Pour alerter l’opinion publique sur la menace de disparition des tigres de Sumatra, dont il ne reste plus que 400 individus, le zoo a demandé au groupe « Portugal. The Man » de créer une chanson à leur image, « The Sumatran Tigers ». Si l’initiative paraît jusqu’ici des plus classiques, celle-ci s’ancre pourtant dans un dispositif de sensibilisation plus vaste et original.

En effet, cette chanson exclusive n’a été enregistrée qu’en 400 exemplaires, sur des vinyles conçus spécialement pour se dégrader après trop d’écoutes. Le titre, distribué à 400 influenceurs – musiciens, acteurs, bloggeurs ou activistes – ne pourra alors perdurer uniquement grâce à l’action de ces derniers, qui devront le numériser et le diffuser sur la toile. Pour permettre à tous de le retrouver puis de le partager à leur tour sur les réseaux sociaux ou sur les plateformes de musique, les influenceurs sont invités à utiliser les hashtags #endangeredsong ou #sumatrantiger.
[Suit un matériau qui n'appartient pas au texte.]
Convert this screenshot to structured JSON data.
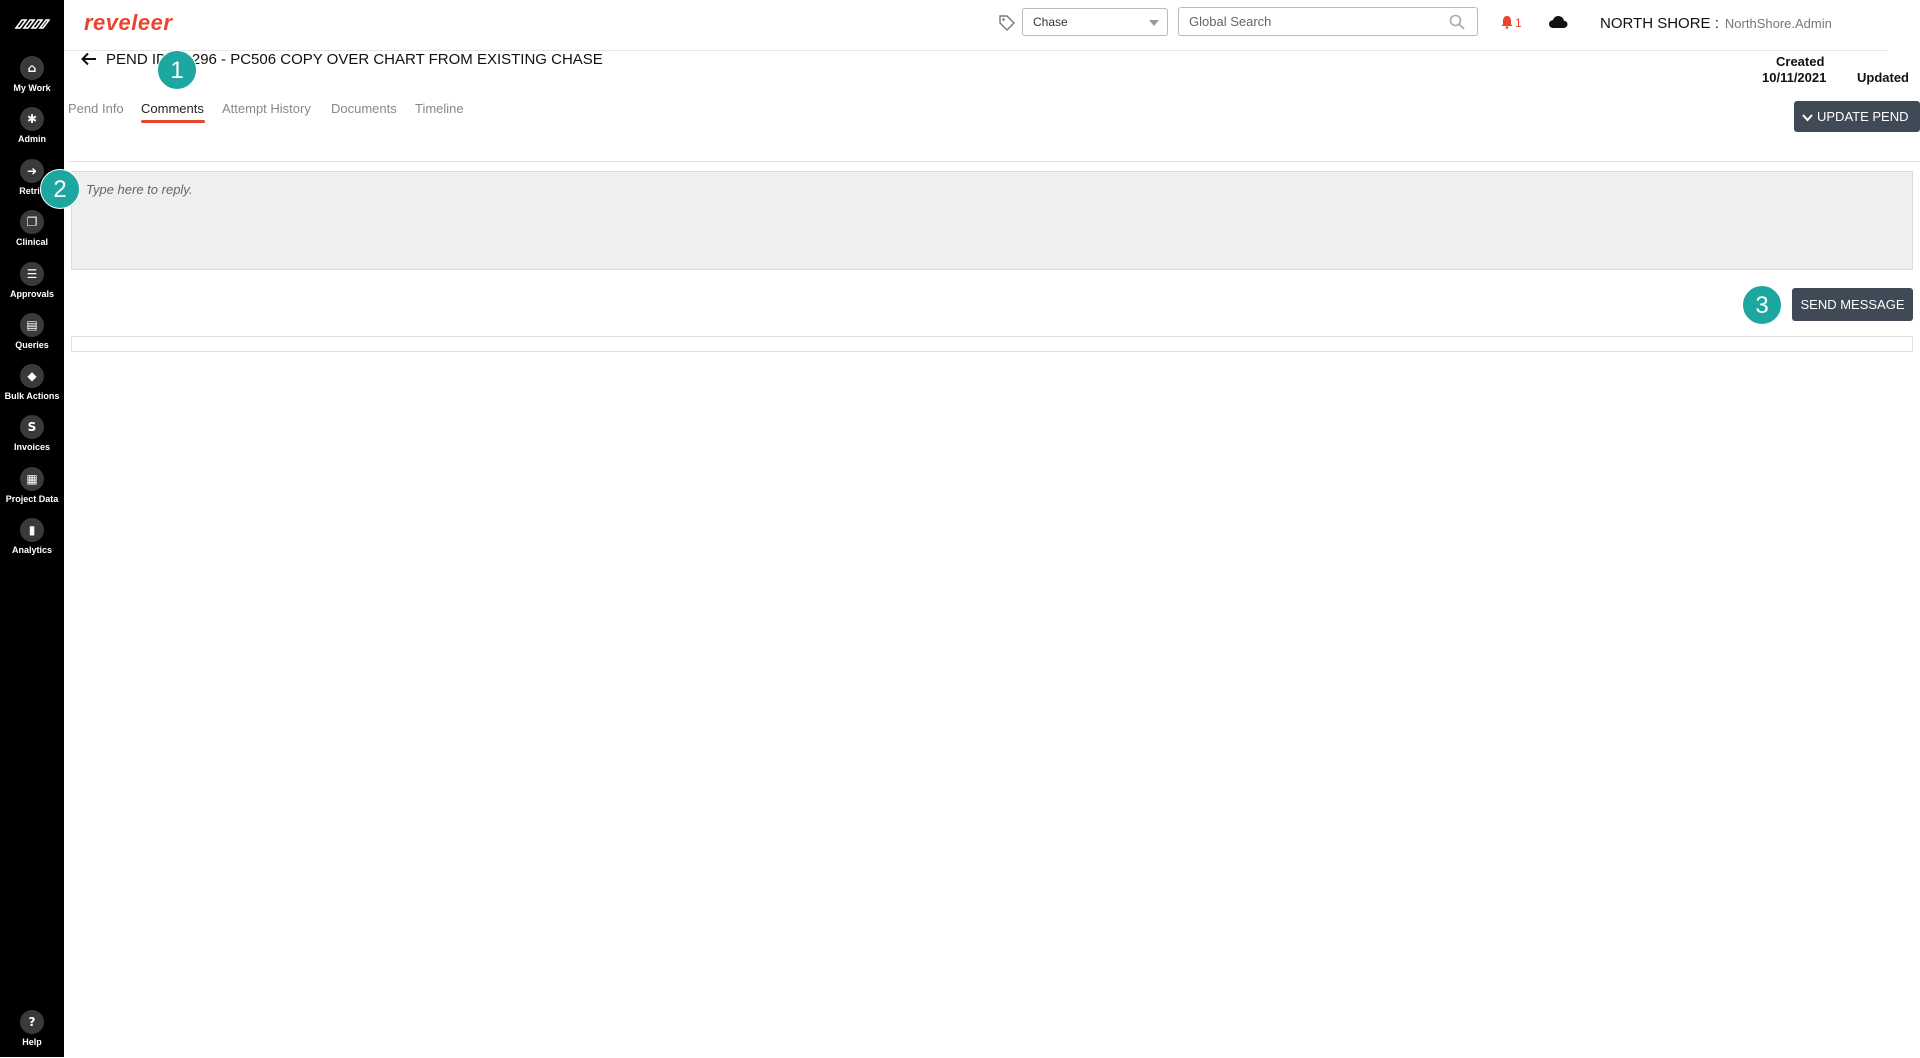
{
  "app": {
    "brand": "reveleer"
  },
  "sidebar": {
    "items": [
      {
        "label": "My Work",
        "icon": "home-icon"
      },
      {
        "label": "Admin",
        "icon": "gear-icon"
      },
      {
        "label": "Retrie",
        "icon": "arrow-right-icon"
      },
      {
        "label": "Clinical",
        "icon": "clipboard-icon"
      },
      {
        "label": "Approvals",
        "icon": "list-icon"
      },
      {
        "label": "Queries",
        "icon": "document-icon"
      },
      {
        "label": "Bulk Actions",
        "icon": "layers-icon"
      },
      {
        "label": "Invoices",
        "icon": "dollar-icon"
      },
      {
        "label": "Project Data",
        "icon": "grid-icon"
      },
      {
        "label": "Analytics",
        "icon": "chart-icon"
      }
    ],
    "help": {
      "label": "Help",
      "icon": "question-icon"
    },
    "icon_glyphs": [
      "⌂",
      "✱",
      "➜",
      "❐",
      "☰",
      "▤",
      "◆",
      "S",
      "▦",
      "▮"
    ],
    "help_glyph": "?"
  },
  "header": {
    "search_type": "Chase",
    "search_placeholder": "Global Search",
    "notification_count": "1",
    "org_name": "NORTH SHORE :",
    "user_name": "NorthShore.Admin",
    "accent_color": "#e8452c"
  },
  "page": {
    "title": "PEND ID: 61296 - PC506 COPY OVER CHART FROM EXISTING CHASE",
    "created_label": "Created",
    "created_value": "10/11/2021",
    "updated_label": "Updated"
  },
  "tabs": [
    {
      "label": "Pend Info",
      "active": false
    },
    {
      "label": "Comments",
      "active": true
    },
    {
      "label": "Attempt History",
      "active": false
    },
    {
      "label": "Documents",
      "active": false
    },
    {
      "label": "Timeline",
      "active": false
    }
  ],
  "actions": {
    "update_pend": "UPDATE PEND",
    "send_message": "SEND MESSAGE"
  },
  "reply": {
    "placeholder": "Type here to reply."
  },
  "badges": [
    "1",
    "2",
    "3"
  ]
}
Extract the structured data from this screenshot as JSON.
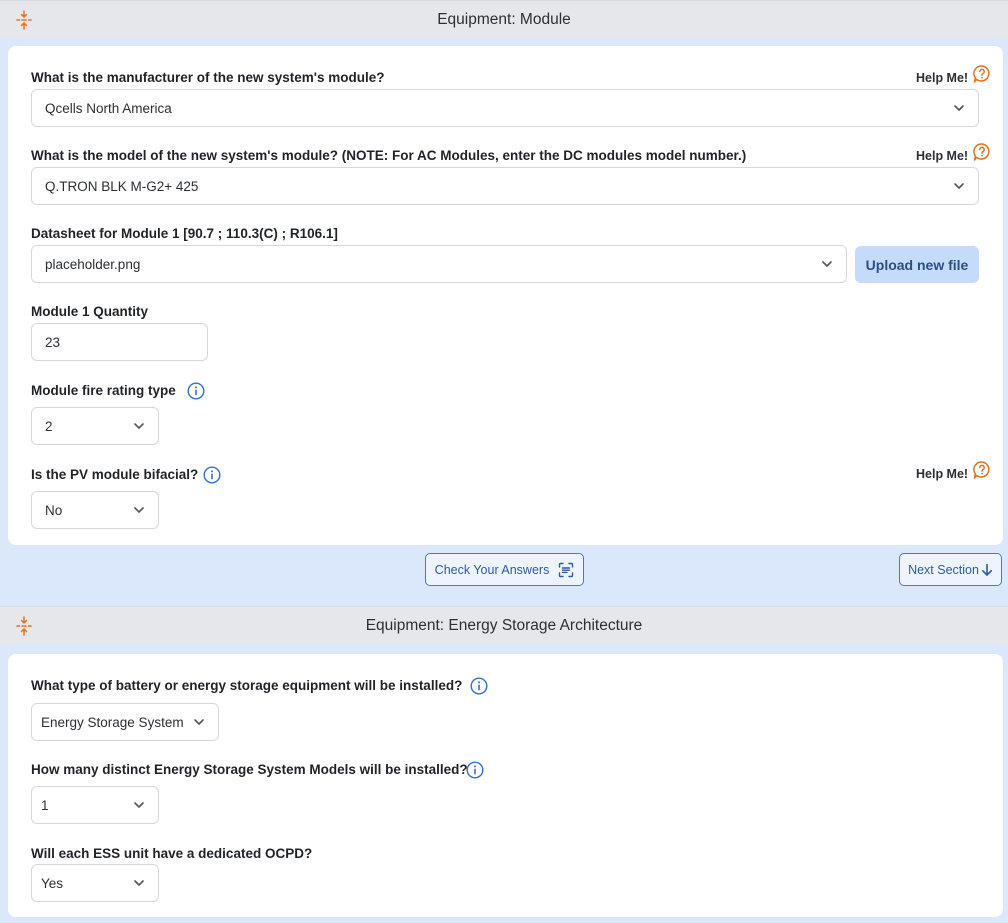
{
  "section1": {
    "title": "Equipment: Module",
    "help_label": "Help Me!",
    "q_manufacturer": "What is the manufacturer of the new system's module?",
    "manufacturer_value": "Qcells North America",
    "q_model": "What is the model of the new system's module? (NOTE: For AC Modules, enter the DC modules model number.)",
    "model_value": "Q.TRON BLK M-G2+ 425",
    "datasheet_label": "Datasheet for Module 1 [90.7 ; 110.3(C) ; R106.1]",
    "datasheet_value": "placeholder.png",
    "upload_label": "Upload new file",
    "quantity_label": "Module 1 Quantity",
    "quantity_value": "23",
    "fire_rating_label": "Module fire rating type",
    "fire_rating_value": "2",
    "bifacial_label": "Is the PV module bifacial?",
    "bifacial_value": "No",
    "check_answers_label": "Check Your Answers",
    "next_section_label": "Next Section"
  },
  "section2": {
    "title": "Equipment: Energy Storage Architecture",
    "q_battery_type": "What type of battery or energy storage equipment will be installed?",
    "battery_type_value": "Energy Storage System",
    "q_models_count": "How many distinct Energy Storage System Models will be installed?",
    "models_count_value": "1",
    "q_ocpd": "Will each ESS unit have a dedicated OCPD?",
    "ocpd_value": "Yes"
  },
  "colors": {
    "accent_orange": "#e8711c",
    "info_blue": "#2f6fd6",
    "upload_bg": "#c4dbf9",
    "page_bg": "#dbe8fb"
  },
  "icons": {
    "collapse": "collapse-arrows-icon",
    "help": "help-speech-bubble-icon",
    "info": "info-circle-icon",
    "chevron": "chevron-down-icon",
    "scan": "scan-check-icon",
    "arrow": "arrow-down-icon"
  }
}
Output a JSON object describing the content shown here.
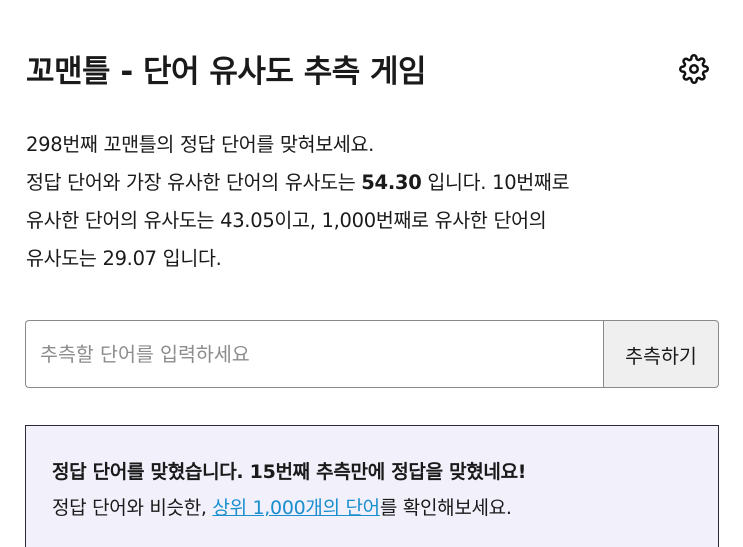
{
  "header": {
    "title": "꼬맨틀 - 단어 유사도 추측 게임",
    "settings_icon": "gear-icon"
  },
  "intro": {
    "line1": "298번째 꼬맨틀의 정답 단어를 맞혀보세요.",
    "line2_prefix": "정답 단어와 가장 유사한 단어의 유사도는 ",
    "line2_value": "54.30",
    "line2_suffix": " 입니다. 10번째로",
    "line3": "유사한 단어의 유사도는 43.05이고, 1,000번째로 유사한 단어의",
    "line4": "유사도는 29.07 입니다."
  },
  "guess": {
    "placeholder": "추측할 단어를 입력하세요",
    "value": "",
    "button_label": "추측하기"
  },
  "result": {
    "line1": "정답 단어를 맞혔습니다. 15번째 추측만에 정답을 맞혔네요!",
    "line2_prefix": "정답 단어와 비슷한, ",
    "line2_link": "상위 1,000개의 단어",
    "line2_suffix": "를 확인해보세요."
  },
  "colors": {
    "link": "#1a8fcf",
    "result_background": "#f1f0fb",
    "button_background": "#efefef"
  }
}
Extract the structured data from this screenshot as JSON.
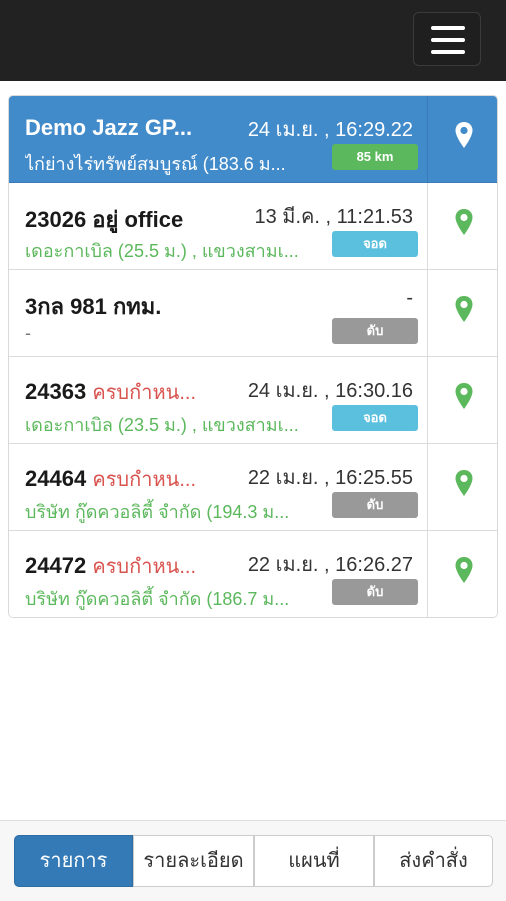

Une plate-forme, www.endangeredsong.si.edu, permet d’expliquer la campagne, de recenser les conversations qui ont lieu avec ces hashtags, mais également d’effectuer un don au Smithsonian’s National Zoo.

Si l’opération repose sur la notoriété des influenceurs, ainsi que leur capacité à médiatiser la chanson, elle gagne également en efficacité par l’objet qu’elle utilise : la musique. Contenu abondant et plébiscité sur la toile, la musique est en effet au centre de pratiques d’échange et de partage bien ancrées, propices à la médiatisation. Pourtant, si celle-ci est un média dont la rareté n’est plus un problème, c’est bien en la recréant que l’opération réussit le parallèle avec les espèces qu’elle veut sauver, et suscite la prise de conscience d’une manière originale.